La tentation était trop forte : Philippe Saurel n'y a pas résisté. Après l'échec de tractations avec la liste PS-EELV menée par Jean-Pierre Moure, le dissident socialiste a annoncé ce matin, très solennel, son intention de déposer la même liste qu’au premier tour. Désormais, trois candidats sont en situation de pouvoir l’emporter dimanche : Jean-Pierre Moure (PS), Philippe Saurel (socialiste dissident) et l’UMP Jacques Domergue. La candidate du FN, France Jamet, sera également présente au second tour. Récit d’une folle journée.
11h30
Devant environ 25 journalistes, dans un club de la presse bondé de militants et colistiers, chauffés à blanc après son bon score de dimanche (près de 23 % des voix), Philippe Saurel, candidat DVG à la mairie de Montpellier, rejette toute alliance avec Jean-Pierre Moure (PS) et Jacques Domergue (UMP). La même liste que celle du premier tour sera donc déposée à 18h. Courtisé ces dernières 24h à sa droite et à sa gauche, Philippe Saurel tente le tout pour le tout, en surfant sur la vague anti-système, porteuse pour lui au premier tour. « Je suis serein et tranquille. J’ai le sentiment d’être sur une grande voie, déclare-t-il, aux côtés de Max Lévita, président de la Serm, à qui il promet la présidence de l’agglomération de Montpellier en cas de victoire. Il reste une montagne à gravir.
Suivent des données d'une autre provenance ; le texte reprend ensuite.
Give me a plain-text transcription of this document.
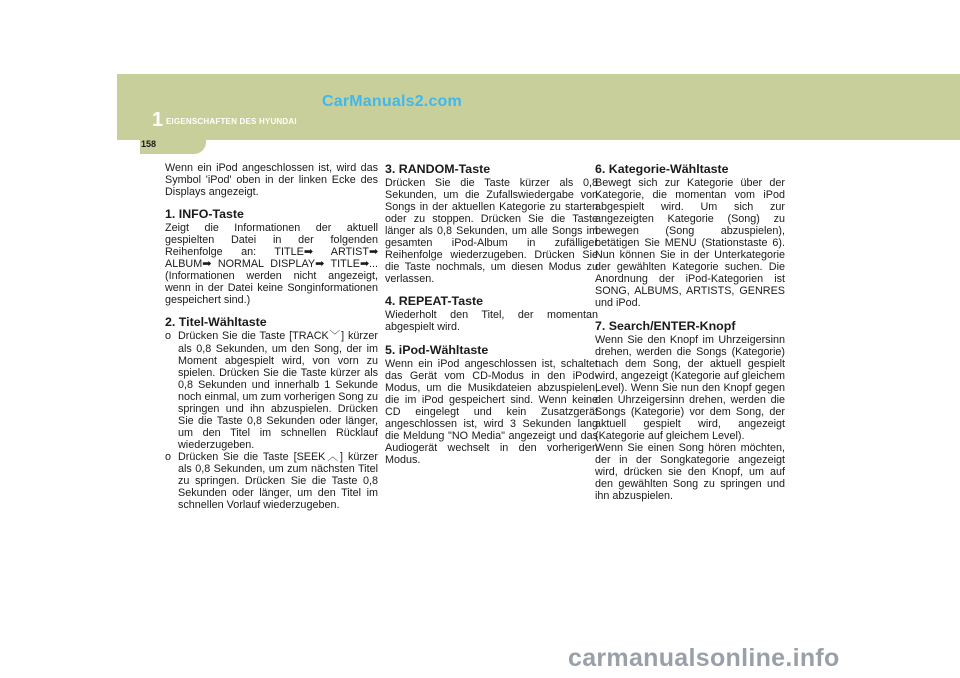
1 EIGENSCHAFTEN DES HYUNDAI
CarManuals2.com
158

Wenn ein iPod angeschlossen ist, wird das Symbol 'iPod' oben in der linken Ecke des Displays angezeigt.

1. INFO-Taste

Zeigt die Informationen der aktuell gespielten Datei in der folgenden Reihenfolge an: TITLE➡ ARTIST➡ ALBUM➡ NORMAL DISPLAY➡ TITLE➡... (Informationen werden nicht angezeigt, wenn in der Datei keine Songinformationen gespeichert sind.)

2. Titel-Wähltaste
o Drücken Sie die Taste [TRACK﹀] kürzer als 0,8 Sekunden, um den Song, der im Moment abgespielt wird, von vorn zu spielen. Drücken Sie die Taste kürzer als 0,8 Sekunden und innerhalb 1 Sekunde noch einmal, um zum vorherigen Song zu springen und ihn abzuspielen. Drücken Sie die Taste 0,8 Sekunden oder länger, um den Titel im schnellen Rücklauf wiederzugeben.
o Drücken Sie die Taste [SEEK︿] kürzer als 0,8 Sekunden, um zum nächsten Titel zu springen. Drücken Sie die Taste 0,8 Sekunden oder länger, um den Titel im schnellen Vorlauf wiederzugeben.
3. RANDOM-Taste

Drücken Sie die Taste kürzer als 0,8 Sekunden, um die Zufallswiedergabe von Songs in der aktuellen Kategorie zu starten oder zu stoppen. Drücken Sie die Taste länger als 0,8 Sekunden, um alle Songs im gesamten iPod-Album in zufälliger Reihenfolge wiederzugeben. Drücken Sie die Taste nochmals, um diesen Modus zu verlassen.

4. REPEAT-Taste

Wiederholt den Titel, der momentan abgespielt wird.

5. iPod-Wähltaste

Wenn ein iPod angeschlossen ist, schaltet das Gerät vom CD-Modus in den iPod-Modus, um die Musikdateien abzuspielen, die im iPod gespeichert sind. Wenn keine CD eingelegt und kein Zusatzgerät angeschlossen ist, wird 3 Sekunden lang die Meldung "NO Media" angezeigt und das Audiogerät wechselt in den vorherigen Modus.

6. Kategorie-Wähltaste

Bewegt sich zur Kategorie über der Kategorie, die momentan vom iPod abgespielt wird. Um sich zur angezeigten Kategorie (Song) zu bewegen (Song abzuspielen), betätigen Sie MENU (Stationstaste 6). Nun können Sie in der Unterkategorie der gewählten Kategorie suchen. Die Anordnung der iPod-Kategorien ist SONG, ALBUMS, ARTISTS, GENRES und iPod.

7. Search/ENTER-Knopf

Wenn Sie den Knopf im Uhrzeigersinn drehen, werden die Songs (Kategorie) nach dem Song, der aktuell gespielt wird, angezeigt (Kategorie auf gleichem Level). Wenn Sie nun den Knopf gegen den Uhrzeigersinn drehen, werden die Songs (Kategorie) vor dem Song, der aktuell gespielt wird, angezeigt (Kategorie auf gleichem Level).

Wenn Sie einen Song hören möchten, der in der Songkategorie angezeigt wird, drücken sie den Knopf, um auf den gewählten Song zu springen und ihn abzuspielen.

carmanualsonline.info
Nous allons la gravir ensemble, avec les 23 % de Montpelliérains qui nous font confiance, et avec tous ceux des autres formations politiques et des abstentionnistes qui veulent tourner la page définitivement d’un système à bout de souffle. » Il assure que « le gouvernement et Solférino » étaient prêts à lui confier la tête d’une « liste citoyenne ». Il a rencontré Jean-Pierre Moure qui, explique-t-il, était prêt à lui concéder le fauteuil de maire, mais voulait garder la tête de liste.
15h
Visiblement dépité, le candidat UMP Jacques Domergue « accuse » Philippe Saurel « de ne pas avoir suivi un mouvement historique » en faisant liste commune avec lui. Les deux candidats se sont rencontrés. Jacques Domergue était prêt, lui aussi, à céder la place de maire à Philippe Saurel, mais les négociations ont échoué. « L’élément de blocage a été Max Lévita, cacique du PS et président de la SERM », affirme Jacques Domergue, qui raille « l’incapacité de Philippe Saurel à décider » et lui dénie le titre de « candidat anti-système », car « il est dans le système depuis 25 ans ». « Je suis en situation de gagner Montpellier tout seul », affirme le candidat UMP. « Ça se jouera à 500 voix près », ajoute-t-il.
17h
Jean-Pierre Moure a réuni ses colistiers, et ses partisans, au café de l’Esplanade, pour afficher, devant la presse, sa position de « candidat légitime ». « Il y a un vrai danger que Montpellier bascule à droite », avertit le candidat socialiste, qui appelle au « vote utile » pour « faire barrage à la droite ». « Dimanche soir, deux candidats sont en situation d’être maire de Montpellier : Jacques Domergue et Jean-Pierre Moure ». Il le confirme : il était prêt à laisser le fauteuil de maire à Philippe Saurel, mais pas la tête de liste. Mais son rival a « une sur-représentation de l’idée qu’il a de lui-même », déplore-t-il, sous les applaudissements un peu forcés de ses partisans. Dans un communiqué publié un peu plus tard, le Front de gauche renvoie les deux rivaux dos à dos et appelle sobrement à « voter au second tour pour faire barrage à la droite et à l’extrême droite ». Désormais, les jeux sont grands ouverts.